Rhapsody International is breaking radio silence on Napster.

Since Rhapsody bought it in 2011, not much has been heard of the once high-flying peer-to-peer service that transformed public assumptions about consuming music. Now an above-board streaming service with more than 20 million songs in its global catalog, Napster will expand into 14 European countries from its current U.K. and German markets.

The move will triple Napster's potential base of users.

But it comes as a monolith in digital music industry is casting a wide shadow over Rhapsody and competitors like Pandora. Apple is widely expected to unveil a long-awaited iRadio streaming service next week at its annual developer conference.

The digital-music behemoth, which already has command of 500 million iTunes users versus the 70 million listeners at Internet-radio leader Pandora, would quickly pose stiff competition to companies like Pandora and its brethren, worries that pushed Pandora shares down 11 percent in Monday trading.

And Apple will likely roll this service out globally at some point, which means Napster's European domain will soon fall under the same shadow. Rhapsody is expanding Napster today to Austria, Belgium, Denmark, Finland, France, Ireland, Italy, Luxembourg, Norway, Portugal, Spain, Sweden, Switzerland, and the Netherlands.

"Radio services like Pandora and what's rumored from Apple are a stepping stone for on-demand services like Rhapsody/Napster," Rhapsody spokeswoman Jaimee Minney said. "There is a place for both types of service in the ecosystem."

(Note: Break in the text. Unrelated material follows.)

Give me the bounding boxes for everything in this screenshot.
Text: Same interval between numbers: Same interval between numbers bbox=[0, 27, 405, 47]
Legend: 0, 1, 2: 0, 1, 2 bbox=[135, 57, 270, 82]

Napster paved the way for services like Spotify to thrive, by planting the seed for on-demand listening with its simple, easy-to-use file sharing program more than a decade ago. But hobbled by an onslaught of litigation from the traditional music industry, it morphed into a legal, streaming service and has been flying under the radar ever since, allowing the companies it inspired to tap the demand Napster precipitated.

Rhapsody says the European expansion is so long in coming because it tailored Napster for each market, rather than simply flipping a switch on facsimile products in all the countries. So for a customer in Italy, Napster's editorial teams will recommend music that's most relevant in that region, which will be different than the music served up in Germany.

Also, rather than Napster, Rhapsody has also focused on its making its own mobile app strategy, like SongMatch and iPad and iOS apps, the priority.

A Napster subscription is 9.95 euros per month, but it is offering a free 30-day trial for a limited time. The expansion, Rhapsody says, opens doors for partnerships and improves its sustainability by reaching a larger audience, important as additional players enter the market.

"We know that over the next few years only a few players will survive," Minney said.

And if nothing else, Napster has proven it's a survivor.